4. I may point out in this connection that it was held, that under the Indian Companies Act of 1882 the special proceeding provided for by Section 214 was not subject to any rule of limitation. D. Connell v. Himalaya Bank, Ltd. I.L.R.(1895) 18 All. 12. See also Ramasami v. Streeramulu Chetti I.L.R.(1896) 19 Mad. 149. But under the present Companies Act, Section 235 expressly enacts that applications in respect of misfeasance or breach of trust are in the nature of suits, governed by the provisions of the Indian Limitation Act. The Legislature may, if it chooses, enact a provision on the lines of Section 235(3) of the Indian Companies Act but the courts cannot import a rule of limitation where the Legislature has either by design or accident failed to prescribe a period.
5. It may also be observed that Section 227 and Rule 5 are not coextensive. The suits referred to in that section are against members of the Board only, but under the rule the loss may be recovered even from an employee or servant. The contention therefore that the rules are ultra vires fails.

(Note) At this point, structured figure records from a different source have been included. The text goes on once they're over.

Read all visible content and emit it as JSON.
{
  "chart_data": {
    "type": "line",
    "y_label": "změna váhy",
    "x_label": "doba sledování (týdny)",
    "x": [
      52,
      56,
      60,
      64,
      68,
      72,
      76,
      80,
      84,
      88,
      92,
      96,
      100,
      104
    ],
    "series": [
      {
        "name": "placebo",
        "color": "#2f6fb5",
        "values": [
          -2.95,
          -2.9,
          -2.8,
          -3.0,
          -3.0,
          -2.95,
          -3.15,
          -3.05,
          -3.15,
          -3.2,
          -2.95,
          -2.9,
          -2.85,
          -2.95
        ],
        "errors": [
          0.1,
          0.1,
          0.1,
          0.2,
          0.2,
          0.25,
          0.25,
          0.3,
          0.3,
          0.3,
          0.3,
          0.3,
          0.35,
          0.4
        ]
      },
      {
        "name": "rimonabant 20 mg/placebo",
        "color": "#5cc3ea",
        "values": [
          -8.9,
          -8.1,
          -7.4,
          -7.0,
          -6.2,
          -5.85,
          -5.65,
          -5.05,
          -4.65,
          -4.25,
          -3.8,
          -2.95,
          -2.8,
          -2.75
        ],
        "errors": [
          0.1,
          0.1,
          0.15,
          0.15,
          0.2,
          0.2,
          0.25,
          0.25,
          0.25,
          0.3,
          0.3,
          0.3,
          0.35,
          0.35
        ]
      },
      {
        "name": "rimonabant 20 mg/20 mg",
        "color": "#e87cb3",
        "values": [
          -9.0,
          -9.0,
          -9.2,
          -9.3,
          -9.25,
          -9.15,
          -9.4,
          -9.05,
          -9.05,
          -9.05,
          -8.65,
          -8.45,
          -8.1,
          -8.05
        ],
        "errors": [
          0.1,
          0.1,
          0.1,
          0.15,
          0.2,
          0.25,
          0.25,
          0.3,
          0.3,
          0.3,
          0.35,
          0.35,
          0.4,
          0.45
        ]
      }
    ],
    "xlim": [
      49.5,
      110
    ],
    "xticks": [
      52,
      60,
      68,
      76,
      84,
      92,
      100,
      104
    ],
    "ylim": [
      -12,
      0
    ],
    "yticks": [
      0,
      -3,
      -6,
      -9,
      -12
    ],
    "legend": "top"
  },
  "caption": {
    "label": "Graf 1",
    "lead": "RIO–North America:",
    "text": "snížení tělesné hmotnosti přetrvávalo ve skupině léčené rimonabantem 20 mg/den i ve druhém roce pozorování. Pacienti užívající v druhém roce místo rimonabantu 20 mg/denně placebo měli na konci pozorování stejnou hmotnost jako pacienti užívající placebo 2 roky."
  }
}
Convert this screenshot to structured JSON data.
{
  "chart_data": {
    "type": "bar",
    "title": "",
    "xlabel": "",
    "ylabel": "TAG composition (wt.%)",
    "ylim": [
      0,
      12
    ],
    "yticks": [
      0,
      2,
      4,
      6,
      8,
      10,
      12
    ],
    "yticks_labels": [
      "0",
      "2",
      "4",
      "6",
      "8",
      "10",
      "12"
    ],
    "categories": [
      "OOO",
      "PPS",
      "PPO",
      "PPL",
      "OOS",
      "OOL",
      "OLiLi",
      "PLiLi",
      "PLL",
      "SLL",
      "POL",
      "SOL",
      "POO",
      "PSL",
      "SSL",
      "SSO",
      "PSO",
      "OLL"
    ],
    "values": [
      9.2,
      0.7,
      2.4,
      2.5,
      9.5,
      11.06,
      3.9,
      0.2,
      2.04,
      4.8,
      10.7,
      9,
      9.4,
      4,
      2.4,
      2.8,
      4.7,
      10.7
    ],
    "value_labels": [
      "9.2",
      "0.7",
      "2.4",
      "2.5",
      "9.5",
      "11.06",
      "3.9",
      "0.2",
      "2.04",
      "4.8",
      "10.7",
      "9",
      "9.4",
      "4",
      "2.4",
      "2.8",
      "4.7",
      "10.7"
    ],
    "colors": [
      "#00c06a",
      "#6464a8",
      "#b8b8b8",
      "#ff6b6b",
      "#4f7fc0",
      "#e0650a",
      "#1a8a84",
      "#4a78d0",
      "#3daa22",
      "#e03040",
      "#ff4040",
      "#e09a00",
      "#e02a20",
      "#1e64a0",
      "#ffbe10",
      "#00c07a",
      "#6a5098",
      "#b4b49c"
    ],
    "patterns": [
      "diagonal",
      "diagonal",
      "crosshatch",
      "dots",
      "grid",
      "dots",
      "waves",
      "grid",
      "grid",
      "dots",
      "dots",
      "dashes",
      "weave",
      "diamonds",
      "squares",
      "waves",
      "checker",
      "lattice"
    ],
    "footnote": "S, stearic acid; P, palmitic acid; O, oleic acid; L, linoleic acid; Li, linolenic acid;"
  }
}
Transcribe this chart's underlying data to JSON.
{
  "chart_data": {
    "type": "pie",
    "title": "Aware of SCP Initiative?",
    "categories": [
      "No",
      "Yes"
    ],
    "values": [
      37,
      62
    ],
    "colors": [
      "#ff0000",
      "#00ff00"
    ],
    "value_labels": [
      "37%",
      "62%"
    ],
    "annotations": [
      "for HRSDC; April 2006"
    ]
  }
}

6. There was some argument in regard to the words 'surcharge' 'disallowance' and 'charge': But nothing material turns upon the use of those words. Rule 5 is modelled on Section 247, Clause (7) of the Public Health Act of 1875; with certain slight alterations that section has been reproduced. Cozens Hardy, M.R. points out in Rex v. Roberts (1908) 1 K.B. 407 , that the word 'surcharge' is not used in the English Act just mentioned in its strict technical sense. The expression 'surcharge and falsify' refers to the mode of taking accounts in Chancery; if any of the parties can show an omission for which credit ought to be given that is surcharge; if anything is inserted, that is wrong, he is at liberty to show it and that is falsification. (Whatson's Law Lexicon). But 'surcharge' is used in another sense - an overcharge of what is just and right; a declaration by an auditor that a person is personally liable to refund a particular part of public money illegally expended by him (Ibid.). According to Murray's Oxford Dictionary, 'surcharge' means (1) the act of showing an omission in an account or a statement showing this; (2) a charge made by an auditor upon a public official in respect of an amount improperly paid by him. The first has to do with a wrong omission, the second with a wrong insertion and the two meanings are thus contradictory. It is therefore clear that the three words in question have no special legal significance attached to them.
7. It is next argued that it has not been shown that the President has been negligent. I am not prepared to interfere in revision with the lower Court's finding on this point which is a finding of fact.
8. In the result, the Civil Revision Petition fails and is dismissed with costs.